This critical essay in Italian explores emerging formulations of the visual trope of ’tentacle erotica’ in the arts and media of the past few decades. Putting them in relation to previous iconographies and textual genealogies, it examines representations and stories of monstrous intercourse that explore and straddle the line between attraction and repulsion across visual cultures and literatures.

The tentacle erotica trope has been serving manifold explorations of gendered horror in popular cultures – from normative apologetics of the male gaze, rape culture, and speciesist projections to progressive explorations of non-normative, fluid, and xenomorphic gendered practices. The study looks at its transantional emergence across Japan and the United States in media such as manga, anime, pulp literature and horror film, reworking visual iconographies of interspecies intercourse, bestiality, and sexualised monstrosity. It also examines the relations of these media with iconographies from previous historical traditions – from the Glaucus of Greek mythology to Japanese artist Hokusai’s notorious image of intercourse between a woman and an octopus.

The study focuses on three distinct phases of the modern emergence of the trope and its variant signifiers – ranging from ‘tentacle rape’ and ‘tentacle sex’ to ‘tentacle erotica’. First, the modern, transnational formalisation of the trope, from early US pulp and horror film to the work of Japanese mangaka Toshio Maeda. Second, the historical antecedents of the trope in the visual arts, from Hokusai’s erotic shunga woodblocks to Picasso’s japoniste imagery. Third, the more recent circulations of the trope across social media and visual platforms, from fine and fan art to pop references in television and animation series and Wikipedia histories.

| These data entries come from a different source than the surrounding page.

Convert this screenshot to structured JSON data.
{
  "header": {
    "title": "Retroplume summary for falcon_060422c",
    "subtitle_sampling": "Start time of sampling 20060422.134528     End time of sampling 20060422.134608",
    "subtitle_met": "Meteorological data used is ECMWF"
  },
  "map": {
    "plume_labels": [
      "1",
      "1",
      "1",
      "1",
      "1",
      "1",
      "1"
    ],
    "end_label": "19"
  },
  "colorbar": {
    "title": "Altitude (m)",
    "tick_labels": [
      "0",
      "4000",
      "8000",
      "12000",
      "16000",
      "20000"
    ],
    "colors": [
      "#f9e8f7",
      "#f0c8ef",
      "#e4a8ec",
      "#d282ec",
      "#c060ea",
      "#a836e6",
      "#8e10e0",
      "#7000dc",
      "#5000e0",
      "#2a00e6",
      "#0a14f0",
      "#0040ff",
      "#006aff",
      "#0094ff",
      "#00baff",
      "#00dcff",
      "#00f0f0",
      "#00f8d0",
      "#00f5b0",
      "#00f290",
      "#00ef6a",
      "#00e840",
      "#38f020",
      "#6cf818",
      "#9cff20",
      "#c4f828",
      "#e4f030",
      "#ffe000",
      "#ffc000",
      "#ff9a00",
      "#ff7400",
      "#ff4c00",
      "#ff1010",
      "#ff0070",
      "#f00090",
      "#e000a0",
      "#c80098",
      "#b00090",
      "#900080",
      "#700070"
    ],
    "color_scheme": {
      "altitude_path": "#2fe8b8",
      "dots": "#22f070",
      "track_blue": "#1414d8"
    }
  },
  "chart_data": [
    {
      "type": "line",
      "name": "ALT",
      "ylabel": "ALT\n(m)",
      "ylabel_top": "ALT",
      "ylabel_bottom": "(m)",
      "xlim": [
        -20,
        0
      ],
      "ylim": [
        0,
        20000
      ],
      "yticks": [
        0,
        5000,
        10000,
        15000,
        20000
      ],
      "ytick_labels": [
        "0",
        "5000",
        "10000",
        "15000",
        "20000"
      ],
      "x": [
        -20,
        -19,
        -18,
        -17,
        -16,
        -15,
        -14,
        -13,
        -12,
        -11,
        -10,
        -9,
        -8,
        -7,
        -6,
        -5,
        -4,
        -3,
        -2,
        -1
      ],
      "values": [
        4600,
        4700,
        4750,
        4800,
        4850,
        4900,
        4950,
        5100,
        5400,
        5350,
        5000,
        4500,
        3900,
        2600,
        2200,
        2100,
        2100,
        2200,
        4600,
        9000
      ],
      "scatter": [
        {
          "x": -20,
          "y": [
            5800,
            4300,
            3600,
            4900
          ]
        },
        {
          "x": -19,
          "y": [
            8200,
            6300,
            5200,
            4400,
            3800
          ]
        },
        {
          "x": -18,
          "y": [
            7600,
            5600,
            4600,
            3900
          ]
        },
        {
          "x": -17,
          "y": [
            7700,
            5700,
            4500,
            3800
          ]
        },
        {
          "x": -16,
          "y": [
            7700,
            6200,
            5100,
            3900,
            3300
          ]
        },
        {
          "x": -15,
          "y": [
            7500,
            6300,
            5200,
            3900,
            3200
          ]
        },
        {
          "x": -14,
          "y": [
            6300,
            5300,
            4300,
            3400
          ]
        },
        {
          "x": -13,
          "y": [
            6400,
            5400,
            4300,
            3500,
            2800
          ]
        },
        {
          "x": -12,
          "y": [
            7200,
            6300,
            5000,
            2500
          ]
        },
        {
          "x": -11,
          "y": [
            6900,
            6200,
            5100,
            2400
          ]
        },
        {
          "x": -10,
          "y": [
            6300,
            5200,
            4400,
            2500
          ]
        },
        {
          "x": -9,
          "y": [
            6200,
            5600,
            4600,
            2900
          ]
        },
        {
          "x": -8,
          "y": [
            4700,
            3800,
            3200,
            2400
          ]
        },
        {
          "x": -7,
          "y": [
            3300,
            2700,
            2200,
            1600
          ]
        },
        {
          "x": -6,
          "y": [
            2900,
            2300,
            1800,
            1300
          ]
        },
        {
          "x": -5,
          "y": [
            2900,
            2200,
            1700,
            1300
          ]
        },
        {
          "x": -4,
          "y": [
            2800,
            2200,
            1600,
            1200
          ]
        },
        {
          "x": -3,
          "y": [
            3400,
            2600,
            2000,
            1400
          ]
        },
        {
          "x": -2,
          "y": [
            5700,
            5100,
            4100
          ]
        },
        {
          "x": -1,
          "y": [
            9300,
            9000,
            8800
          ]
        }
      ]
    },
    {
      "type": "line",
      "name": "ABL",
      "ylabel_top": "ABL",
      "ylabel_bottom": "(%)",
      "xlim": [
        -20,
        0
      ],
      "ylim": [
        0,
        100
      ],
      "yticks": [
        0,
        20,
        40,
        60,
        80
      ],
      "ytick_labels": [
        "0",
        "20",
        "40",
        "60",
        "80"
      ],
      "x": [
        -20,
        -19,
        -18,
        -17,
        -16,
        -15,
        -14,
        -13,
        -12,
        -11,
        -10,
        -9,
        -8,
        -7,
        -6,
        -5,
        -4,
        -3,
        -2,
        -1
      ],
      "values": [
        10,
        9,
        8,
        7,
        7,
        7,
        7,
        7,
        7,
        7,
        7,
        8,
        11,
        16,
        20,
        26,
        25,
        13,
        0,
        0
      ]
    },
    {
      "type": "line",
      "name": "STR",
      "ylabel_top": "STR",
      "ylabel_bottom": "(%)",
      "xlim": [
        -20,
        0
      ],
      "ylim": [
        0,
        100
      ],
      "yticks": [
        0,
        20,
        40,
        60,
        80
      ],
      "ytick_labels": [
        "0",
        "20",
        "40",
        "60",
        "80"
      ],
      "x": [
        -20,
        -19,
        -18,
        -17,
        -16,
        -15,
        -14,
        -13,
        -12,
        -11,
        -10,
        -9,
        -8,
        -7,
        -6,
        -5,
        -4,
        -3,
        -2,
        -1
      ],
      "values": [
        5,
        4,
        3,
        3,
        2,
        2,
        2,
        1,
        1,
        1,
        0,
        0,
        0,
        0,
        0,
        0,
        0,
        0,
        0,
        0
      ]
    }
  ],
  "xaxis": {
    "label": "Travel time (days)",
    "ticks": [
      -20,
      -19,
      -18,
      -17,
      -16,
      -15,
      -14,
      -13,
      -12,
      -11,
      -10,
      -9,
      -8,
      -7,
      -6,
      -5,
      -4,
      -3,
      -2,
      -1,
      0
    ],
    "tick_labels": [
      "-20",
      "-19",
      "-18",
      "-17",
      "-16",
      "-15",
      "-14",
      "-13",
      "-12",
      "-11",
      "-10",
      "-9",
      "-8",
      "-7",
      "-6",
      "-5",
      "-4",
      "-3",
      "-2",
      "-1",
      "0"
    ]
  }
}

Finally, the study examins tentacles as biological structures that have become transfixed culturally as phallic equivalents and signifiers of otherness, pointing to how the heterogeneous and yet tightly interweaved trope of tentacle erotica has come to signal anything from Dionysian explorations of post-human hybridity to orientalist stereotypes, regressive sexism, and animal abuse.

Blurb

“In a book titled Tentacle Erotica one would hardly expect to find references to Montaigne, Greek myth, Victor Hugo, Picasso, and Hokusai. Granted, they are in the company of strippers, fetish models, octopus porn, BDSM, horror, hentai, cyberpunk, and much more. Yet, this is no spurious accretion, provocative act of contamination, or attempt to legitimise pornographic imagery through mythology. Rather, this is something much more complex and consistent, even though by means of a spiralling logic. Marco Benoît Carbone delivers a wide-angle reading of the tentacle, a figure whose visual rhetoric encapsulates a wealth of mythical, cultural, and anthropological resonances, while offering a chance to probe into controversial issues. From misogynistic crimes to the limits of censorship. From the exoticism of the erotic imagination to obstinate stereotypes on Japan. From the social uses of pornography to its aesthetic value. Touching upon the dilemma of whetherto consider pornography’s extreme territories as a form of dominion or as a liberating, diverse, and Dionysian practice.